Almost ten years ago, the Court of Appeal addressed, as a matter of principle, the extent to which it was appropriate for the court to use its powers to encourage civil litigants to settle their disputes. In Halsey v Milton Keynes General, it held that a successful party can be deprived of all or part of its costs if it unreasonably refused to agree to ADR.
Last month, the Court of Appeal modestly extended this rule to include silence in the face of an invitation to participate in ADR. In PGF II SA v OMFS Company 1 Ltd, it held such silence is, as a general rule, of itself unreasonable.
In PGF, the claimant had twice written to the defendant asking it to mediate and, if it refused to do so, to say why. The defendant failed to respond. The Court of Appeal held that the defendant had unreasonably refused to mediate and penalised it with a costs sanction.
Several important points arise out of this decision.
The importance of Halsey
First, the decision in Halsey must be at the forefront of parties’ minds. In PGF, Briggs LJ (with whom the other two Lord Justices agreed) said that the court in Halsey “took the view that many civil disputes were suitable for mediation” and:
“In the nine and a half years which have elapsed since the decision in the Halsey case, much has occurred to underline and confirm the wisdom of that conclusion, reached at a time when mediation in particular had a track record only half as long as it has now.”
Responding to an invitation to participate in ADR
Secondly, what does a party do if it receives an invitation to participate in ADR? The answer is, they must engage with it. In other words, a serious invitation to participate in ADR cannot be ignored. If a party does not want to participate in ADR, it must explain the reasons why and these reasons should then be explored by the parties. Pragmatism is key.
Briggs LJ acknowledged that there are many types of reasonable objection to a particular ADR proposal and said, when raised, they may be capable of being addressed:
“Mediation may be resisted on the basis that some other type of ADR, such as early neutral evaluation, may be equally suitable and preferred by the objecting party. A proposed mediation may be expensive to the other party if, as is usual, the mediator’s fees are shared equally. In such a case it is not unknown for the proposing party to offer to bear the whole fee, or for some cheaper form of ADR, including judicial early neutral evaluation or financial dispute resolution, to be provided more cheaply by the court. ADR may be proposed before the other party has the requisite information, a difficulty capable of being addressed either by limited voluntary disclosure, or by ADR at a later date than that proposed.”

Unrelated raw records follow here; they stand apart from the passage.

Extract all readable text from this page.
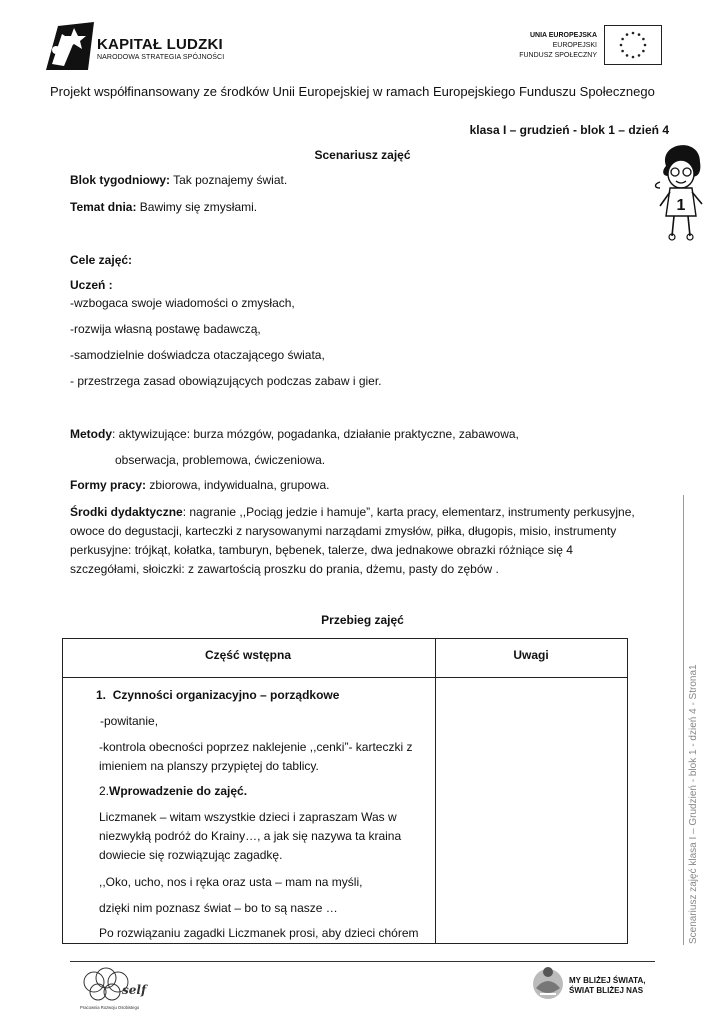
KAPITAŁ LUDZKI
NARODOWA STRATEGIA SPÓJNOŚCI
UNIA EUROPEJSKA
EUROPEJSKI
FUNDUSZ SPOŁECZNY
Projekt współfinansowany ze środków Unii Europejskiej w ramach Europejskiego Funduszu Społecznego
klasa I – grudzień - blok 1 – dzień 4
1
Scenariusz zajęć
Blok tygodniowy: Tak poznajemy świat.
Temat dnia: Bawimy się zmysłami.
Cele zajęć:
Uczeń :
-wzbogaca swoje wiadomości o zmysłach,
-rozwija własną postawę badawczą,
-samodzielnie doświadcza otaczającego świata,
- przestrzega zasad obowiązujących podczas zabaw i gier.
Metody: aktywizujące: burza mózgów, pogadanka, działanie praktyczne, zabawowa,
obserwacja, problemowa, ćwiczeniowa.
Formy pracy: zbiorowa, indywidualna, grupowa.
Środki dydaktyczne: nagranie ,,Pociąg jedzie i hamuje”, karta pracy, elementarz, instrumenty perkusyjne,
owoce do degustacji, karteczki z narysowanymi narządami zmysłów, piłka, długopis, misio, instrumenty
perkusyjne: trójkąt, kołatka, tamburyn, bębenek, talerze, dwa jednakowe obrazki różniące się 4
szczegółami, słoiczki: z zawartością proszku do prania, dżemu, pasty do zębów .
Przebieg zajęć
Część wstępna	Uwagi
1. Czynności organizacyjno – porządkowe
-powitanie,
-kontrola obecności poprzez naklejenie ,,cenki”- karteczki z
imieniem na planszy przypiętej do tablicy.
2.Wprowadzenie do zajęć.
Liczmanek – witam wszystkie dzieci i zapraszam Was w
niezwykłą podróż do Krainy…, a jak się nazywa ta kraina
dowiecie się rozwiązując zagadkę.
,,Oko, ucho, nos i ręka oraz usta – mam na myśli,
dzięki nim poznasz świat – bo to są nasze …
Po rozwiązaniu zagadki Liczmanek prosi, aby dzieci chórem	Scenariusz zajęć klasa I – Grudzień - blok 1 - dzień 4 - Strona1
self
Pracownia Rozwoju Osobistego
MY BLIŻEJ ŚWIATA,
ŚWIAT BLIŻEJ NAS
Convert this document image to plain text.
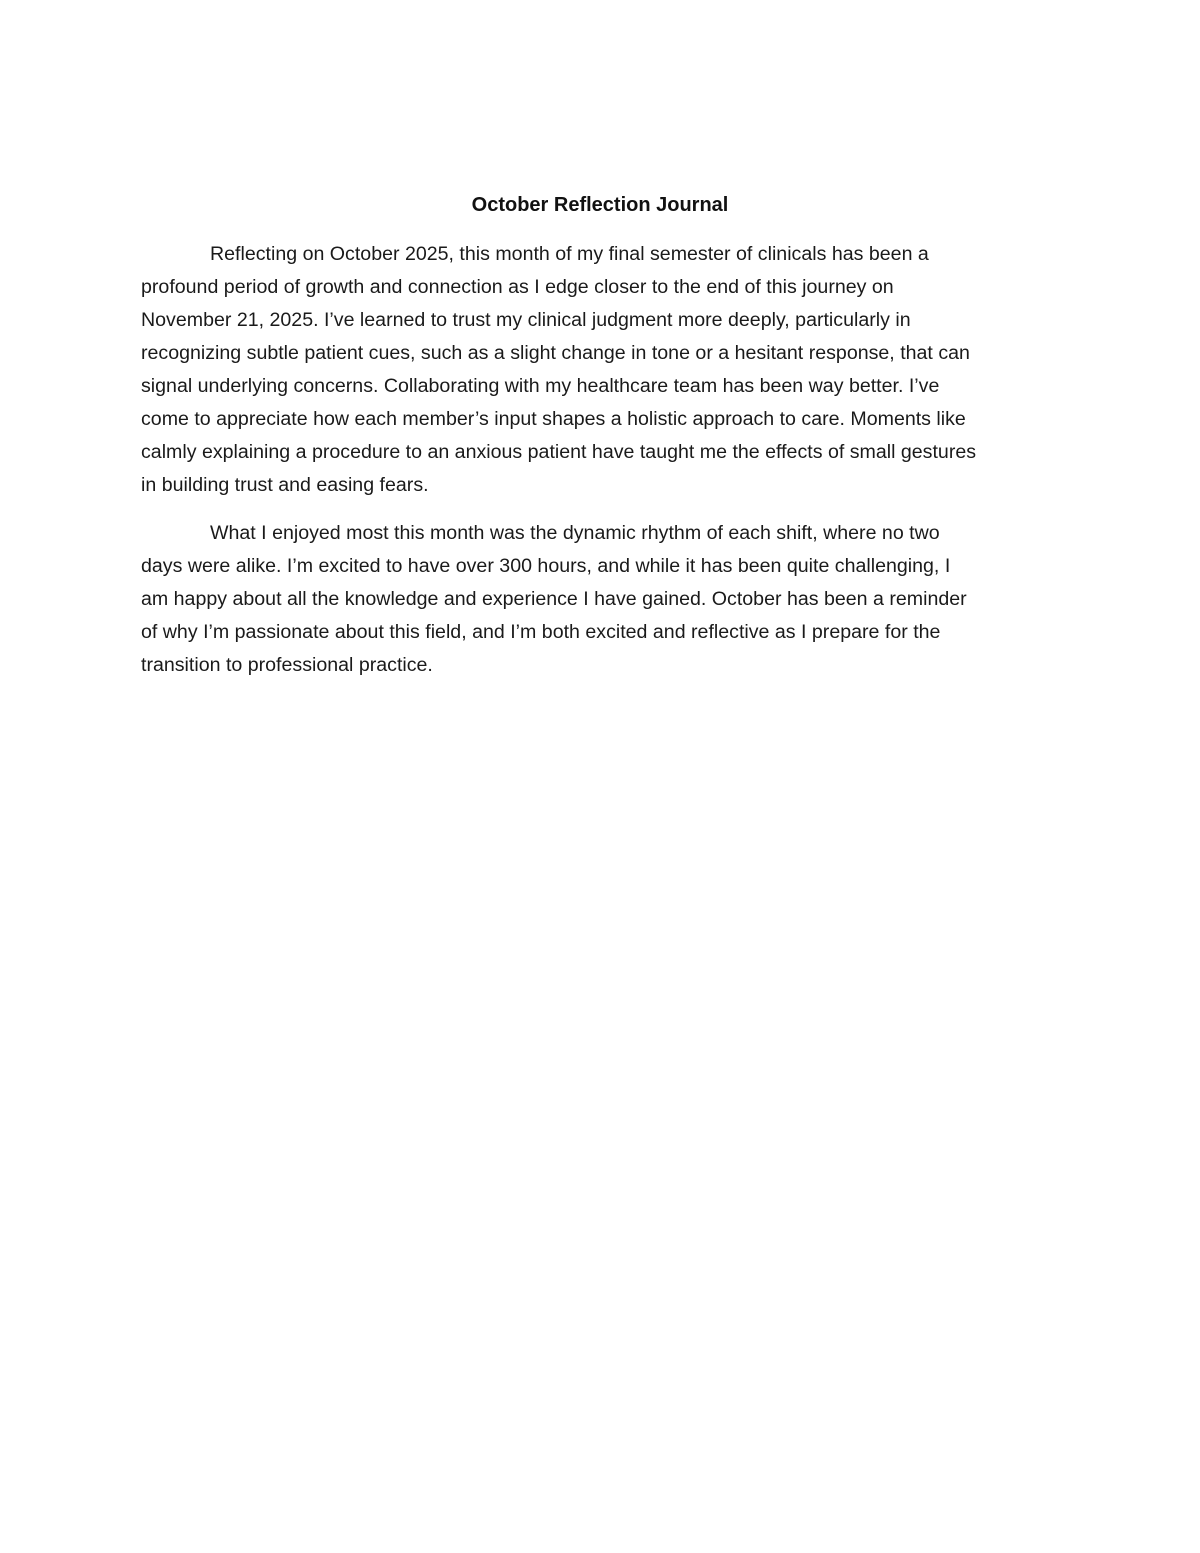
October Reflection Journal
Reflecting on October 2025, this month of my final semester of clinicals has been a
profound period of growth and connection as I edge closer to the end of this journey on
November 21, 2025. I’ve learned to trust my clinical judgment more deeply, particularly in
recognizing subtle patient cues, such as a slight change in tone or a hesitant response, that can
signal underlying concerns. Collaborating with my healthcare team has been way better. I’ve
come to appreciate how each member’s input shapes a holistic approach to care. Moments like
calmly explaining a procedure to an anxious patient have taught me the effects of small gestures
in building trust and easing fears.
What I enjoyed most this month was the dynamic rhythm of each shift, where no two
days were alike. I’m excited to have over 300 hours, and while it has been quite challenging, I
am happy about all the knowledge and experience I have gained. October has been a reminder
of why I’m passionate about this field, and I’m both excited and reflective as I prepare for the
transition to professional practice.
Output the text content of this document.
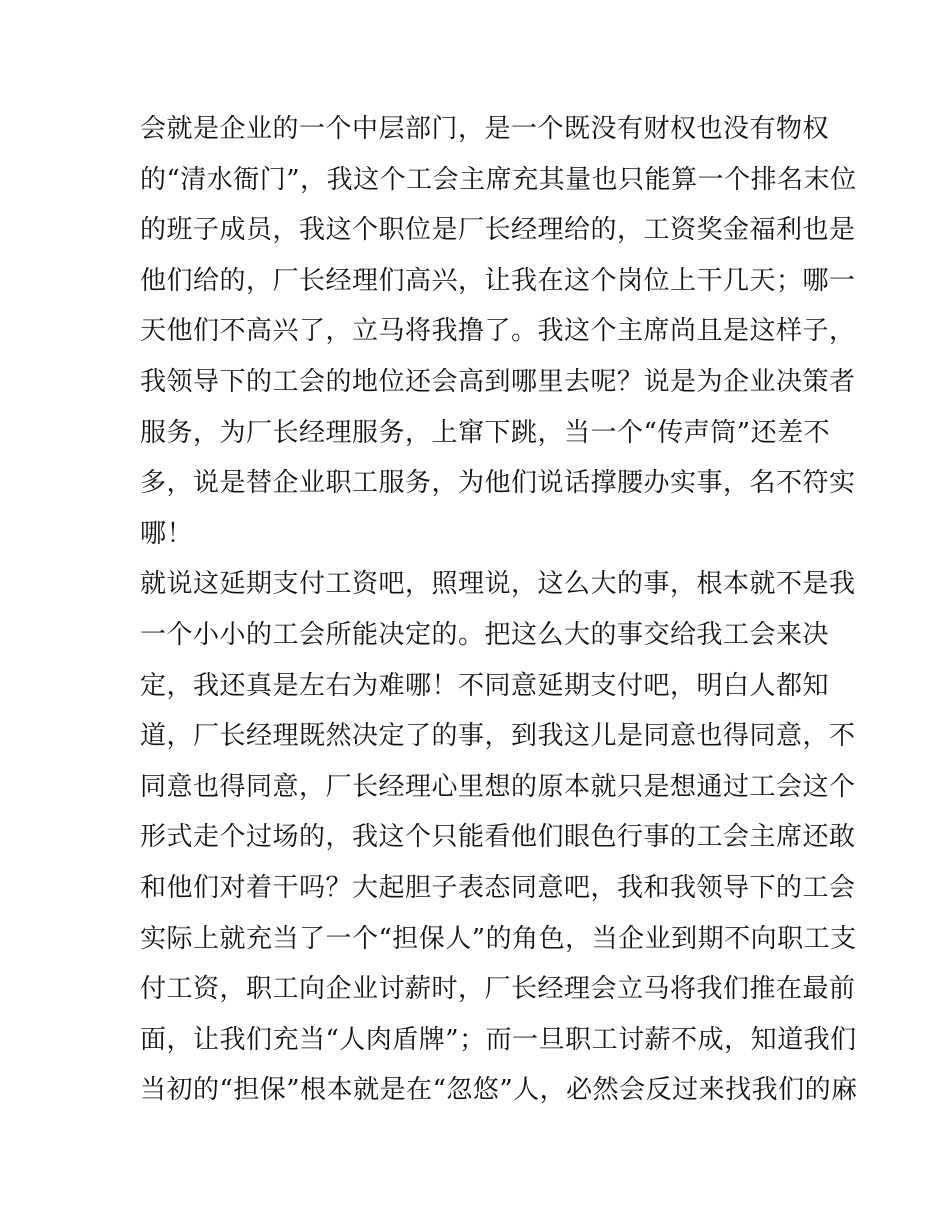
会就是企业的一个中层部门，是一个既没有财权也没有物权
的“清水衙门”，我这个工会主席充其量也只能算一个排名末位
的班子成员，我这个职位是厂长经理给的，工资奖金福利也是
他们给的，厂长经理们高兴，让我在这个岗位上干几天；哪一
天他们不高兴了，立马将我撸了。我这个主席尚且是这样子，
我领导下的工会的地位还会高到哪里去呢？说是为企业决策者
服务，为厂长经理服务，上窜下跳，当一个“传声筒”还差不
多，说是替企业职工服务，为他们说话撑腰办实事，名不符实
哪！
就说这延期支付工资吧，照理说，这么大的事，根本就不是我
一个小小的工会所能决定的。把这么大的事交给我工会来决
定，我还真是左右为难哪！不同意延期支付吧，明白人都知
道，厂长经理既然决定了的事，到我这儿是同意也得同意，不
同意也得同意，厂长经理心里想的原本就只是想通过工会这个
形式走个过场的，我这个只能看他们眼色行事的工会主席还敢
和他们对着干吗？大起胆子表态同意吧，我和我领导下的工会
实际上就充当了一个“担保人”的角色，当企业到期不向职工支
付工资，职工向企业讨薪时，厂长经理会立马将我们推在最前
面，让我们充当“人肉盾牌”；而一旦职工讨薪不成，知道我们
当初的“担保”根本就是在“忽悠”人，必然会反过来找我们的麻
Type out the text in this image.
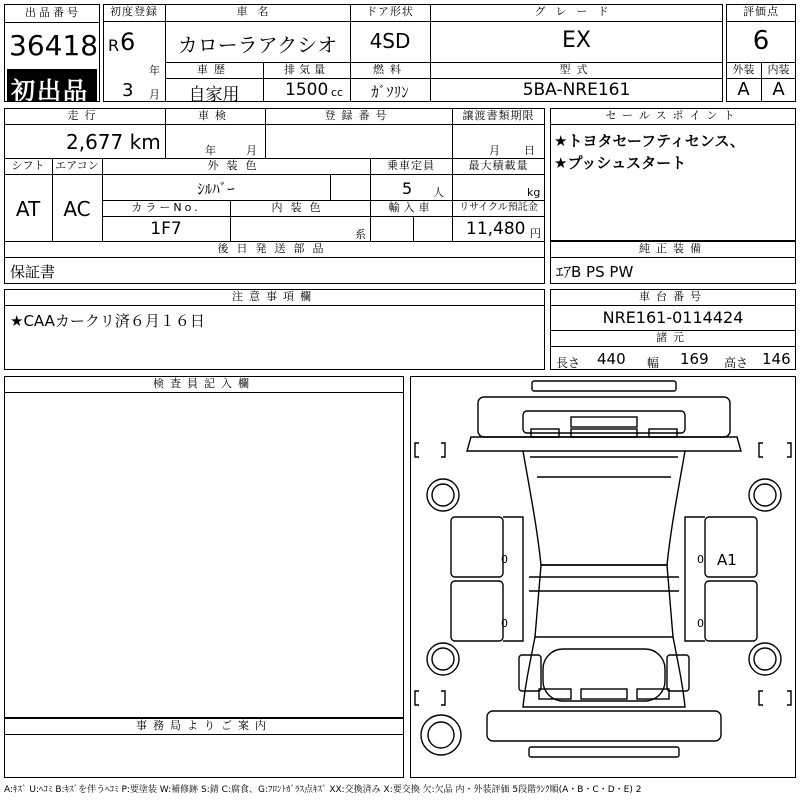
出品番号
36418
初出品
初度登録
R 6
年
3 月
車名
カローラアクシオ
ドア形状
4SD
グレード
EX
車歴
自家用
排気量
1500 cc
燃料
ｶﾞｿﾘﾝ
型式
5BA-NRE161
評価点
6
外装	内装
A	A
走行
2,677 km
車検
年	月
登録番号	譲渡書類期限
月 日
シフト
AT
エアコン
AC
外装色
ｼﾙﾊﾞｰ
乗車定員
5 人
最大積載量
kg
カラーNo.
1F7
内装色
系
輸入車	リサイクル預託金
11,480 円
後日発送部品
保証書
セールスポイント
★トヨタセーフティセンス、
★プッシュスタート
純正装備
ｴｱB PS PW
注意事項欄
★CAAカークリ済６月１６日
車台番号
NRE161-0114424
諸元
長さ 440 幅 169 高さ 146
検査員記入欄
事務局よりご案内
A1
0
0
0
0
A:ｷｽﾞ U:ﾍｺﾐ B:ｷｽﾞを伴うﾍｺﾐ P:要塗装 W:補修跡 S:錆 C:腐食、G:ﾌﾛﾝﾄｶﾞﾗｽ点ｷｽﾞ XX:交換済み X:要交換 欠:欠品 内・外装評価 5段階ﾗﾝｸ順(A・B・C・D・E) 2
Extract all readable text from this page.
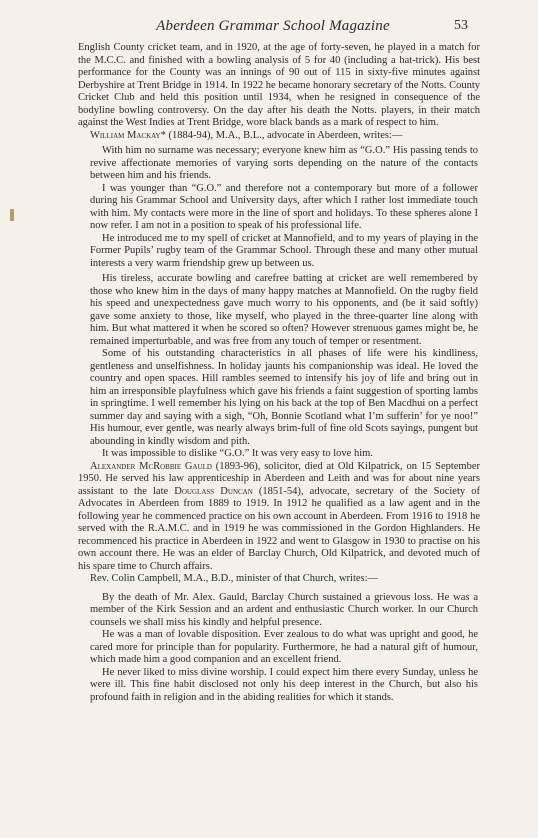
Aberdeen Grammar School Magazine	53

English County cricket team, and in 1920, at the age of forty-seven, he played in a match for the M.C.C. and finished with a bowling analysis of 5 for 40 (including a hat-trick). His best performance for the County was an innings of 90 out of 115 in sixty-five minutes against Derbyshire at Trent Bridge in 1914. In 1922 he became honorary secretary of the Notts. County Cricket Club and held this position until 1934, when he resigned in consequence of the bodyline bowling controversy. On the day after his death the Notts. players, in their match against the West Indies at Trent Bridge, wore black bands as a mark of respect to him.

William Mackay* (1884-94), M.A., B.L., advocate in Aberdeen, writes:—

With him no surname was necessary; everyone knew him as “G.O.” His passing tends to revive affectionate memories of varying sorts depending on the nature of the contacts between him and his friends.

I was younger than “G.O.” and therefore not a contemporary but more of a follower during his Grammar School and University days, after which I rather lost immediate touch with him. My contacts were more in the line of sport and holidays. To these spheres alone I now refer. I am not in a position to speak of his professional life.

He introduced me to my spell of cricket at Mannofield, and to my years of playing in the Former Pupils’ rugby team of the Grammar School. Through these and many other mutual interests a very warm friendship grew up between us.

His tireless, accurate bowling and carefree batting at cricket are well remembered by those who knew him in the days of many happy matches at Mannofield. On the rugby field his speed and unexpectedness gave much worry to his opponents, and (be it said softly) gave some anxiety to those, like myself, who played in the three-quarter line along with him. But what mattered it when he scored so often? However strenuous games might be, he remained imperturbable, and was free from any touch of temper or resentment.

Some of his outstanding characteristics in all phases of life were his kindliness, gentleness and unselfishness. In holiday jaunts his companionship was ideal. He loved the country and open spaces. Hill rambles seemed to intensify his joy of life and bring out in him an irresponsible playfulness which gave his friends a faint suggestion of sporting lambs in springtime. I well remember his lying on his back at the top of Ben Macdhui on a perfect summer day and saying with a sigh, “Oh, Bonnie Scotland what I’m sufferin’ for ye noo!” His humour, ever gentle, was nearly always brim-full of fine old Scots sayings, pungent but abounding in kindly wisdom and pith.

It was impossible to dislike “G.O.” It was very easy to love him.

Alexander McRobbie Gauld (1893-96), solicitor, died at Old Kilpatrick, on 15 September 1950. He served his law apprenticeship in Aberdeen and Leith and was for about nine years assistant to the late Douglass Duncan (1851-54), advocate, secretary of the Society of Advocates in Aberdeen from 1889 to 1919. In 1912 he qualified as a law agent and in the following year he commenced practice on his own account in Aberdeen. From 1916 to 1918 he served with the R.A.M.C. and in 1919 he was commissioned in the Gordon Highlanders. He recommenced his practice in Aberdeen in 1922 and went to Glasgow in 1930 to practise on his own account there. He was an elder of Barclay Church, Old Kilpatrick, and devoted much of his spare time to Church affairs.

Rev. Colin Campbell, M.A., B.D., minister of that Church, writes:—

By the death of Mr. Alex. Gauld, Barclay Church sustained a grievous loss. He was a member of the Kirk Session and an ardent and enthusiastic Church worker. In our Church counsels we shall miss his kindly and helpful presence.

He was a man of lovable disposition. Ever zealous to do what was upright and good, he cared more for principle than for popularity. Furthermore, he had a natural gift of humour, which made him a good companion and an excellent friend.

He never liked to miss divine worship. I could expect him there every Sunday, unless he were ill. This fine habit disclosed not only his deep interest in the Church, but also his profound faith in religion and in the abiding realities for which it stands.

Thirdly, parties should engage with each other in considering the suitability of ADR, rather than waiting for encouragement from the court. On this point, Briggs LJ said:
“…the provision of state resources for the conduct of civil litigation… call for an ever-increasing focus upon means of ensuring that court time, both for trial and for case management, is proportionately directed towards those disputes which really need it, with an ever-increasing responsibility thrown upon the parties to civil litigation to engage in ADR, wherever that offers a reasonable prospect of producing a just settlement at proportionate cost. Just as it risks a waste of the court’s resources to have to try a case which could have been justly settled, earlier and at a fraction of the cost by ADR, so it is a waste of its resources to have to manage the parties towards ADR by robust encouragement, where they could and should have engaged with each other in considering its suitability, without the need for the court’s active intervention.”
Court of Appeal endorses The Jackson ADR Handbook
Fourthly, it is essential for parties to a dispute to consult The Jackson ADR Handbook, published earlier this year.
The handbook contains a foreword from Lord Dyson commending it as “properly authoritative”. Further, despite the handbook being first published after the period relevant to the proceedings, the court in PGF expressly and firmly endorsed advice given by it at section 11.56. Briggs LJ summarised that advice as “calling for constructive engagement in ADR rather than flat rejection, or silence”, and noted that the authors of the handbook had drawn heavily on the first instance decision in PGF.
Finally, Briggs LJ said that ADR is a process that is “still insufficiently understood and still under-used”. While the court considered that it may have made a different costs order to the one made at first instance, it did not disturb it. Instead it concluded by saying this:
“Finally… this case sends out an important message to civil litigants, requiring them to engage with a serious invitation to participate in ADR, even if they have reasons which might justify a refusal, or the undertaking of some other form of ADR, or ADR at some other time in the litigation. To allow the present appeal would, as it seems to me, blunt that message. The court’s task in encouraging the more proportionate conduct of civil litigation is so important in current economic circumstances that it is appropriate to emphasise that message by a sanction which, even if a little more vigorous than I would have preferred, nonetheless operates pour encourager les autres.”